Platt’s dedication to the preservation cause began much earlier, before such a cause even existed in any sort of formal way.
Born in Kentucky in 1939 and raised on a grassy estate lined with wooden fences painted
black, the woman born Gertrude Bland went to the Connecticut College for Women and then married Peter Platt, a Yale law student. The young couple moved west when he was hired by a San Francisco firm, and Gee Gee joined the genteel Junior League to meet other women. As a member of the league, she volunteered in 1963 to help research local buildings that might be worthy of saving.
The city’s planning department wanted to compile a list, but it had nobody on staff to oversee such an effort. Hundreds of league members stepped in, literally; Platt often pushed her two young sons in a stroller while gathering information on Victorian homes and the like — many of which were in neighborhoods like the Western Addition, where entire blocks were being razed in the quest for what then was dubbed “urban renewal.”
“We hope to arrest the destruc
tion of San Francisco’s architectural heritage,” Platt told a reporter in 1966. “A city which has no past has no present.”
The research led to the book “Here Today: San Francisco’s Architectural Heritage,” which Platt helped edit. It was published in 1968, around the time Mayor Jack Shelley signed the advisory board into existence and made Platt one of its initial members.
The book’s influence didn’t end there: Platt and the board made a priority of saving at least some of the Western Addition’s imperiled Victorians. Eventually, a dozen were moved during November of 1974 to new locations in the neighborhood, in the dead of morning so as not to snag traffic.
The moves were facilitated by a new preservation group now known as San Francisco Heritage. In its archives is a photo of one move; Platt can be seen watching the procession, wearing a fur coat to fend off the pre-dawn chill.
This courtly determination, more than specific wins or losses, is what Platt’s admirers recall most vividly.
“Gee Gee wasn’t a grandstander by any means, but she had such a presence,” recalled Donald Andreini, a former Heritage staff member. “She was a wiry little bird of a lady, and she stood her ground more than once.”

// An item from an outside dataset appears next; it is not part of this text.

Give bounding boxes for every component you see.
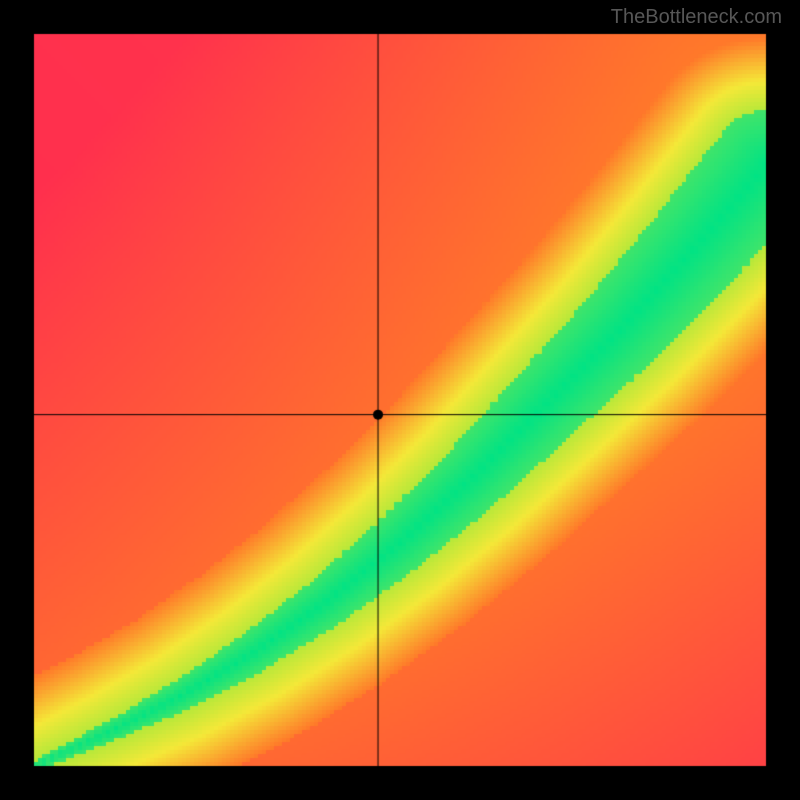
heatmap-canvas [0, 0, 800, 800]
watermark-text: TheBottleneck.com [611, 6, 782, 29]
chart-container: TheBottleneck.com [0, 0, 800, 800]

Much of this took place while Platt was a single mother, divorced from her husband and raising two boys.
“For a while, frankly, it felt like something that took her away from us,” said Peter Platt Jr., her oldest son. “A rival enterprise.”
Then Peter and his younger brother, Geoffrey, watched their mother during the struggle over City of Paris, which was replaced by a Neiman Marcus that, at least, includes the florid rotunda salvaged from its predecessor in a partial win for preservationists.
“I’d see her on the scene, in front of these reporters and cameras. It was intense and she was amazing,” Peter recalled. “That’s when I got it — this matters.”
After Platt’s dismissal from the board by Feinstein, Platt started her own historic research consulting firm. There were long stints on the board of Heritage and also the California Preservation Foundation. As time passed, she received the equivalent of lifetime achievement awards from the foundation and San Francisco Tomorrow, another watchdog group.
All this could make younger preservationists feel daunted — even though Platt also was the type of person who up until the pandemic would stop by the planning department each December to drop off a holiday turkey with all the fixings for staff members.
“She was this icon by reputation, and (early on) I had a lot of friends in the preservation world who were scared of her,” said LaBounty. “But we got along great from the start. As long as you were respectful of her, she was respectful of you.”